What if you can’t claim all your losses because of the $3,000 loss limit?
If you use your same FreeTaxUSA account to prepare your tax return year after year, any capital losses you have will be carried forward automatically. Otherwise, use the Capital Loss Carryover Worksheet from the Schedule D instructions to calculate and use the balance of your losses.
Handling capital loss carryovers
Capital loss carryovers are entered into FreeTaxUSA software by following menu path: Income > Common Income > Capital Loss Carryovers from Last year.

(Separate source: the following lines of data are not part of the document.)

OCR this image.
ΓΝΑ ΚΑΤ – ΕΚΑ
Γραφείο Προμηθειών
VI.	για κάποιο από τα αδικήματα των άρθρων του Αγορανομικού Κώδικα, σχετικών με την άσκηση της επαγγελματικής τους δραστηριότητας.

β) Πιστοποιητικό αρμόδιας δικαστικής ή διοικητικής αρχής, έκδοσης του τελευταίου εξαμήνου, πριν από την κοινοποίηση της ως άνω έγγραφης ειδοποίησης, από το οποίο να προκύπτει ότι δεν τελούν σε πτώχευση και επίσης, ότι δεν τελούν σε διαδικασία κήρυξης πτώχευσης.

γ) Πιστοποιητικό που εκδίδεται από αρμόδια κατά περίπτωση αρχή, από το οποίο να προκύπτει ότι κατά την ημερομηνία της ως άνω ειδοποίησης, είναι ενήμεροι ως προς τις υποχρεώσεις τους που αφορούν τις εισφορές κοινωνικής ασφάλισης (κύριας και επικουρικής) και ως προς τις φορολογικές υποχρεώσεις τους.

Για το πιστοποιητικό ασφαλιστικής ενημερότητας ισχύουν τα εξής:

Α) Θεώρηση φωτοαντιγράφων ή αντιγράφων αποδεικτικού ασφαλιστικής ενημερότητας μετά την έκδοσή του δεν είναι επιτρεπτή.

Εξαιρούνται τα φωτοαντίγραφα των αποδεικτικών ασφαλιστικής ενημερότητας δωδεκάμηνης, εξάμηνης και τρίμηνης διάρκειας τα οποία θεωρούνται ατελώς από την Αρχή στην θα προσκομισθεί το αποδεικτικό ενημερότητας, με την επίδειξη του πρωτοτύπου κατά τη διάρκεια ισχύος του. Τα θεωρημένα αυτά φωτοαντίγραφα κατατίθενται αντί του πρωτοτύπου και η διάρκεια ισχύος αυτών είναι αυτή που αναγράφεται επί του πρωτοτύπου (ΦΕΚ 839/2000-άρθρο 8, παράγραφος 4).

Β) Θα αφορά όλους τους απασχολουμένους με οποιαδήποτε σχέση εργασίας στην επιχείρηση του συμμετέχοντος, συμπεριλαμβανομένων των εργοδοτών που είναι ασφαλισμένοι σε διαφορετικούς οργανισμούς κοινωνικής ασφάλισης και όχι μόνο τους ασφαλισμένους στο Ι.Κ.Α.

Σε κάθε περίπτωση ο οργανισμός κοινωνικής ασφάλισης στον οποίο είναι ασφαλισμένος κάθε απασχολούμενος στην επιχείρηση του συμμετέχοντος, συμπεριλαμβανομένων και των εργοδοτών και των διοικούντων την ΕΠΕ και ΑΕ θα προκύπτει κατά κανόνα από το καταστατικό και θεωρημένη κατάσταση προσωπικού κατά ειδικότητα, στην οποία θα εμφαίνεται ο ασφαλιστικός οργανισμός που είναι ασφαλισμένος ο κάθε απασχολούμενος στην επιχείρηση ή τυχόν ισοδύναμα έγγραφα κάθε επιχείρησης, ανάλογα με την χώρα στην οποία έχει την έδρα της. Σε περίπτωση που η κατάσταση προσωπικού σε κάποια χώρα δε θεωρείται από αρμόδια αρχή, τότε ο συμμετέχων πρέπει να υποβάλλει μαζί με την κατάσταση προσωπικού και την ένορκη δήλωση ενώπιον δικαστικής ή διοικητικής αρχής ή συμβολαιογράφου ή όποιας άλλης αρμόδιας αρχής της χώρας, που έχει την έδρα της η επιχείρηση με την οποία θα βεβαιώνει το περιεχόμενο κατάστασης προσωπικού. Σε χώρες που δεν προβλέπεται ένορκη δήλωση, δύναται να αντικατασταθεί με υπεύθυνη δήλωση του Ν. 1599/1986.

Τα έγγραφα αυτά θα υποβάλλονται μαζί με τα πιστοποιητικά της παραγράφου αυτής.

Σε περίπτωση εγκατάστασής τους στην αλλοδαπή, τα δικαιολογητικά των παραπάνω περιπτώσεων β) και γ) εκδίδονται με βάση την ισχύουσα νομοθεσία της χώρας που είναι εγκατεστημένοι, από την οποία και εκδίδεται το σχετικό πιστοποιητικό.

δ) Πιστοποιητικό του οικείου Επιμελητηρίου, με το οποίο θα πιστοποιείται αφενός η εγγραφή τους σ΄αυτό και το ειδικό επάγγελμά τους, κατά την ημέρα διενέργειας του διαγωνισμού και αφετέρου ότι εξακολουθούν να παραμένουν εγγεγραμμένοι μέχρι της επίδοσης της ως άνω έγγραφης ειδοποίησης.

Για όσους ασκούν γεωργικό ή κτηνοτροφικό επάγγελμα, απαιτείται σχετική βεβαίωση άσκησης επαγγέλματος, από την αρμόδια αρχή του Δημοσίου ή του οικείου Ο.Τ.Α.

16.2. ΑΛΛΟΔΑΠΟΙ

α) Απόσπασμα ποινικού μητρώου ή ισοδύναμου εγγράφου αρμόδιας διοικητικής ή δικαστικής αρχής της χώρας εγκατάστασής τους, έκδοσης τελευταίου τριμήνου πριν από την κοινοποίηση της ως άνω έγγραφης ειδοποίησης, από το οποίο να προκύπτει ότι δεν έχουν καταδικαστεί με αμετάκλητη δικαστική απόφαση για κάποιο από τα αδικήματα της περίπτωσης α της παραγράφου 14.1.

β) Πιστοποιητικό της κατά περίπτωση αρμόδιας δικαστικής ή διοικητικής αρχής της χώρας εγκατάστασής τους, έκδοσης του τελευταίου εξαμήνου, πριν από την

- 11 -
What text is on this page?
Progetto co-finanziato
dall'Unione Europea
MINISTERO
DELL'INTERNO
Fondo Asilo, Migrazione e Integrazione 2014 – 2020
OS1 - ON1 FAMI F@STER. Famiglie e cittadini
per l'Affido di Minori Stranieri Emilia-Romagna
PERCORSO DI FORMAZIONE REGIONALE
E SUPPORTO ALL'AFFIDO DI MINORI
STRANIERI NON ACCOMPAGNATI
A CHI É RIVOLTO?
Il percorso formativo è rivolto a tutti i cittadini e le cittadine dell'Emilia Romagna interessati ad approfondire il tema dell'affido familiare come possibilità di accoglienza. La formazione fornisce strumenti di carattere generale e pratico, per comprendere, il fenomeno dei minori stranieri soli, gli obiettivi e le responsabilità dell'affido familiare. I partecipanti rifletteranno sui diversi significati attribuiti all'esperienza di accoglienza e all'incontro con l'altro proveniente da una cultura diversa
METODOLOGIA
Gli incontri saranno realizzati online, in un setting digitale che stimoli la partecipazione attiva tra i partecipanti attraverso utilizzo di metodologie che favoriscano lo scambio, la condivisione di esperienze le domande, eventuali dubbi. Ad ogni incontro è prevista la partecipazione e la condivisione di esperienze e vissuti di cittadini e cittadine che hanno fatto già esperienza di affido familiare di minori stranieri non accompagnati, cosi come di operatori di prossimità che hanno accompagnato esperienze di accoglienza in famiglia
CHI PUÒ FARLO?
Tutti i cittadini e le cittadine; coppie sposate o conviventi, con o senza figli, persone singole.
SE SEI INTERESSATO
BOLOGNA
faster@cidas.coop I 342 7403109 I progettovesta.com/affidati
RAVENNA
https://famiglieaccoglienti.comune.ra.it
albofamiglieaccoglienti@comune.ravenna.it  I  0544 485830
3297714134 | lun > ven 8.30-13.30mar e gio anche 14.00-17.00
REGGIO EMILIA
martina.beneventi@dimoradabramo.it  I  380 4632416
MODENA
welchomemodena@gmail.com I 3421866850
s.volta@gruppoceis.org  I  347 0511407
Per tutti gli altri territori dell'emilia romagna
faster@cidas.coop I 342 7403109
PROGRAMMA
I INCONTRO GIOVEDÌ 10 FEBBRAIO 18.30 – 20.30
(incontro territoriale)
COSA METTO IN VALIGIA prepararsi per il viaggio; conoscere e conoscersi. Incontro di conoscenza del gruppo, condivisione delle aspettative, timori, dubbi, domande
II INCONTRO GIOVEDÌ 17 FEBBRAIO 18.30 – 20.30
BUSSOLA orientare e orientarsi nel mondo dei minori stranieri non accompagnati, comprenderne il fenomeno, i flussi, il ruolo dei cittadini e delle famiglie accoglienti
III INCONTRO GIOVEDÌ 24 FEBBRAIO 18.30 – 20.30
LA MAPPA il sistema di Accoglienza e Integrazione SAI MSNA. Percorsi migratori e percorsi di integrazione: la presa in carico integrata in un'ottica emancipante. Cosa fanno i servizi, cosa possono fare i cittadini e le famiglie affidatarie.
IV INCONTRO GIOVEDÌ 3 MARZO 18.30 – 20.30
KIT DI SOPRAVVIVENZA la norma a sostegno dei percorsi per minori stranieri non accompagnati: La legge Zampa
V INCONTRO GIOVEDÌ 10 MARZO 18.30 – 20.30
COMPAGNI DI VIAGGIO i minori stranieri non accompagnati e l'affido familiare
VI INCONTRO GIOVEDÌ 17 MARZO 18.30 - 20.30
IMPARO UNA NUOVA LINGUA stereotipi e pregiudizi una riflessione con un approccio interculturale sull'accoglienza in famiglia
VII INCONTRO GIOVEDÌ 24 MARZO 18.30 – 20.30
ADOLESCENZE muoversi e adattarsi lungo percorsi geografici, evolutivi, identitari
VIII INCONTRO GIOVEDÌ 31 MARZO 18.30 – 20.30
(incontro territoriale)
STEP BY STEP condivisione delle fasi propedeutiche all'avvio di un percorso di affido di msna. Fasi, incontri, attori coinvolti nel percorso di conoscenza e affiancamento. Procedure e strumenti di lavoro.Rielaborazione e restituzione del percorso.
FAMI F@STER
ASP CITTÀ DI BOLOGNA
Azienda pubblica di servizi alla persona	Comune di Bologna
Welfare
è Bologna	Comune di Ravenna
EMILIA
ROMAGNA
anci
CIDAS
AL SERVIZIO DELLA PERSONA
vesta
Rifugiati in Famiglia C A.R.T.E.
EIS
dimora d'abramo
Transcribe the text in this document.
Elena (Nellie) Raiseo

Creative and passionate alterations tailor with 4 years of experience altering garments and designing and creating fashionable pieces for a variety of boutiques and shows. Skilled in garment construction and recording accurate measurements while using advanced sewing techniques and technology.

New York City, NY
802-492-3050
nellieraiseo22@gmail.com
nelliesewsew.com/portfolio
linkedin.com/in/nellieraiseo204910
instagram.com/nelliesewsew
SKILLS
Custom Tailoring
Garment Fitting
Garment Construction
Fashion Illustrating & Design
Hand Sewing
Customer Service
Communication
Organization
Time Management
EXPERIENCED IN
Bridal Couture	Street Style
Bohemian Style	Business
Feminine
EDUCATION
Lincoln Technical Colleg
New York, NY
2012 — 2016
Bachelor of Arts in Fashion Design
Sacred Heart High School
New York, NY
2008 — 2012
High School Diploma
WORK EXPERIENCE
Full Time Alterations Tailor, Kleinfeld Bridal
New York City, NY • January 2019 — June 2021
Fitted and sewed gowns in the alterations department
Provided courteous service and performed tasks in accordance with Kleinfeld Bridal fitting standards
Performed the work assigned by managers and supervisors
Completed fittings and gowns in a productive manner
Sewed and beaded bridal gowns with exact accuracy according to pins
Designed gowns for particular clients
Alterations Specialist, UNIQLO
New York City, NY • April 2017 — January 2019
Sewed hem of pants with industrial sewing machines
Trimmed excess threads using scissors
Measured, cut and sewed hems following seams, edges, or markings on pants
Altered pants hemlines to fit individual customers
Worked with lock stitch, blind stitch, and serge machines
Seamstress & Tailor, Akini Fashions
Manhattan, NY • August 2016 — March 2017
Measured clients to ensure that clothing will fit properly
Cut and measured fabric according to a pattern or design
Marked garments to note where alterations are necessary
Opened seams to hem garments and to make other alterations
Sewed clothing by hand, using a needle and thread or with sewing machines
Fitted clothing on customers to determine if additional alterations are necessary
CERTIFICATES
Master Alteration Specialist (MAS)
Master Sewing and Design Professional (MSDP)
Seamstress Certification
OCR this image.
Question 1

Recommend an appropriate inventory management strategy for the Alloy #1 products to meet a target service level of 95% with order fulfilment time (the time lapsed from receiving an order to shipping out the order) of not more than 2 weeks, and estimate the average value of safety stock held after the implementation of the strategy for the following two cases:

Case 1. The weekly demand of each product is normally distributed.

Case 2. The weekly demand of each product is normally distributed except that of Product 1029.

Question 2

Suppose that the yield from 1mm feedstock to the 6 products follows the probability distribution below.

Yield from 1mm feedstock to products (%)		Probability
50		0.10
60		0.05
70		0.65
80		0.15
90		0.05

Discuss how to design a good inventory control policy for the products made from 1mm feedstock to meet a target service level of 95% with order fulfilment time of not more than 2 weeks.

Carryover losses can be used to offset capital gains the next year. The $3,000 capital loss limit will continue to apply each year, but you can carryforward unused capital losses indefinitely until they are fully used up.
In conclusion
Reporting worthless stocks or investments accurately on your tax return is an important step in managing your financial portfolio and maximizing tax benefits. By understanding the correct procedures, such as treating the disposal as a sale on December 31, using the appropriate forms and software tools, and tracking capital loss carryovers, you can ensure compliance with IRS regulations and make the most of available deductions. Careful record keeping and consistent use of your FreeTaxUSA account will help you offset future gains, utilize losses efficiently, and avoid overlooking valuable opportunities to improve your financial outcomes year after year.